By default, the quiet function for MAC address authentication is enabled on the device. When the maximum number of authentication failures within 60 seconds exceeds 1, the device quiets a MAC authentication user for a period of time and does not process authentication requests from the user. This function reduces impact on the system caused by attackers.

Fault Description

The server fails to be pinged after a user is successfully authenticated.

Fault Analysis

The server IP address is added to the ACL deny rule delivered when the user is authenticated.

Procedure

Add the server IP address to the ACL permit rule.

Fault Description

The device fails to connect to a third-party Portal server.

Procedure

1. Check whether the third-party Portal server supports the Portal protocol.

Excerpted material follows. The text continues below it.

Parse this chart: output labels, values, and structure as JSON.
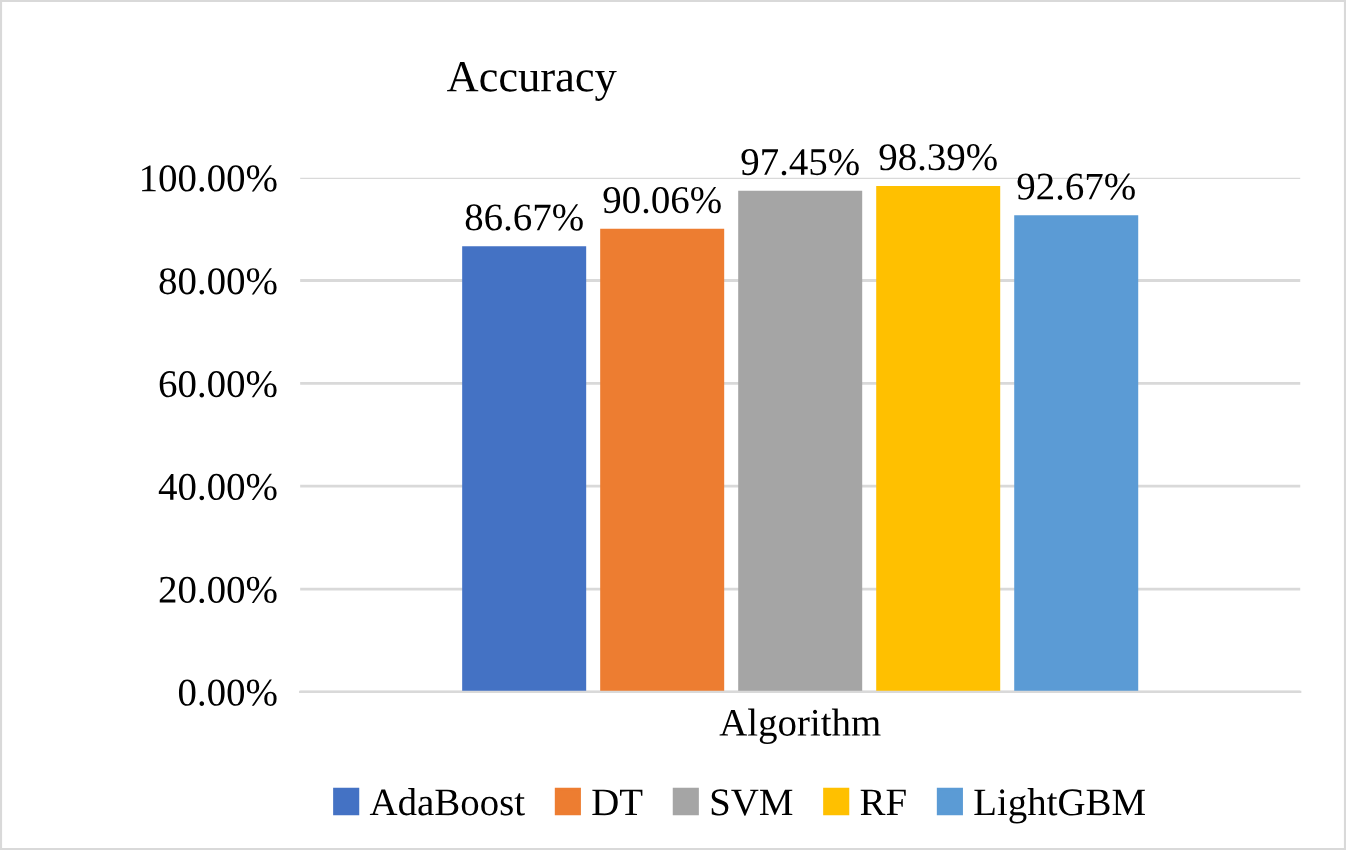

   The Portal protocol is a Huawei proprietary protocol. Most vendors in China support this protocol, but most vendors outside of China do not support this protocol.

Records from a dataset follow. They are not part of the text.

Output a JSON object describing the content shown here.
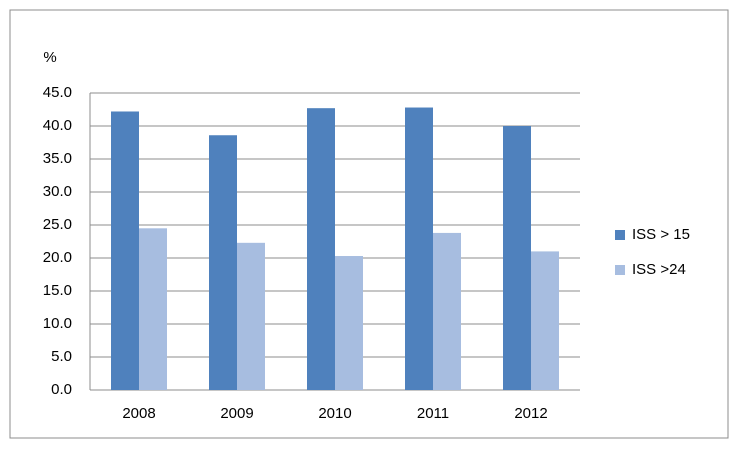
{
  "chart_data": {
    "type": "bar",
    "y_label": "%",
    "categories": [
      "2008",
      "2009",
      "2010",
      "2011",
      "2012"
    ],
    "series": [
      {
        "name": "ISS > 15",
        "color": "#4f81bd",
        "values": [
          42.2,
          38.6,
          42.7,
          42.8,
          40.0
        ]
      },
      {
        "name": "ISS >24",
        "color": "#a7bde0",
        "values": [
          24.5,
          22.3,
          20.3,
          23.8,
          21.0
        ]
      }
    ],
    "ylim": [
      0,
      45
    ],
    "yticks": [
      {
        "value": 0,
        "label": "0.0"
      },
      {
        "value": 5,
        "label": "5.0"
      },
      {
        "value": 10,
        "label": "10.0"
      },
      {
        "value": 15,
        "label": "15.0"
      },
      {
        "value": 20,
        "label": "20.0"
      },
      {
        "value": 25,
        "label": "25.0"
      },
      {
        "value": 30,
        "label": "30.0"
      },
      {
        "value": 35,
        "label": "35.0"
      },
      {
        "value": 40,
        "label": "40.0"
      },
      {
        "value": 45,
        "label": "45.0"
      }
    ],
    "grid": true,
    "legend": "right"
  }
}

2. Check whether the Portal protocol version on the device is the same as that on the Portal server (Currently, Huawei devices use Portal V2.)
3. Check whether the device IP address is added to the Portal server. (The device IP address can be configured using the source-ip command on the device. The default IP address is the IP address of the outbound interface.)
4. Check whether the shared key on the device is the same as that on the Portal server.
5. Check whether the IP address segment of STAs are added to the Portal server.
6. Check whether the Portal server sends req-info packets before the device sends authentication request packets. (The device does not reply to req-info packets from the Portal server before authentication succeeds.)

Fault Description

Active and standby Portal servers are configured. When the active Portal server fails, the device still sends authentication requests to the active Portal server instead of the standby one.

Fault Analysis

The Portal server detection function is enabled on the device. The heartbeat function is disabled on the Portal server, so the device cannot receive heartbeat packets from the Portal server within the detection period. Therefore, the device considers that both active and standby Portal servers are Down, and still selects the active Portal server for authentication.

Additional Information

The Portal server detection function needs to be enabled on the device, and the heartbeat function needs to be enabled on the Portal server. Then the Portal server sends heartbeat packets to the device. If the device does not receive heartbeat packets from the Portal server within the detection period, it considers that the Portal server is Down. When the device receives heartbeat packets from the Portal server, it changes the Portal server state from Down to Up.

Related commands:

• Command for enabling the Portal server detection function:

  [HUAWEI] web-auth-server abc
  [HUAWEI-web-auth-server-abc] server-detect action log

• Command for checking Portal server status:

  [HUAWEI] display server-detect state

Fault Analysis

• The Cisco server requires that the value of the RADIUS attribute carried in the authentication request packets be 10, whereas the value is 2 on Huawei device by default.
• The Huawei device only supports the following user name formats in MAC address authentication: xxxxxxxxxxxx and xxxx-xxxx-xxxx. The user name formats for MAC address authentication supported by the Cisco ACS and Cisco ISE are xx-xx-xx-xx-xx-xx and xx:xx:xx:xx:xx:xx, respectively.

Procedure

1. Run the radius-attribute set command on the Huawei device to change the value of the RADIUS attribute to 10.

   [HUAWEI] radius-server template temp1
   [HUAWEI-radius-temp1] radius-attribute set service-type 10

2. Add MAC address authentication users in common user name format on the Cisco server.

   If passwords in the authentication request packets fail the password strength check, disable the check.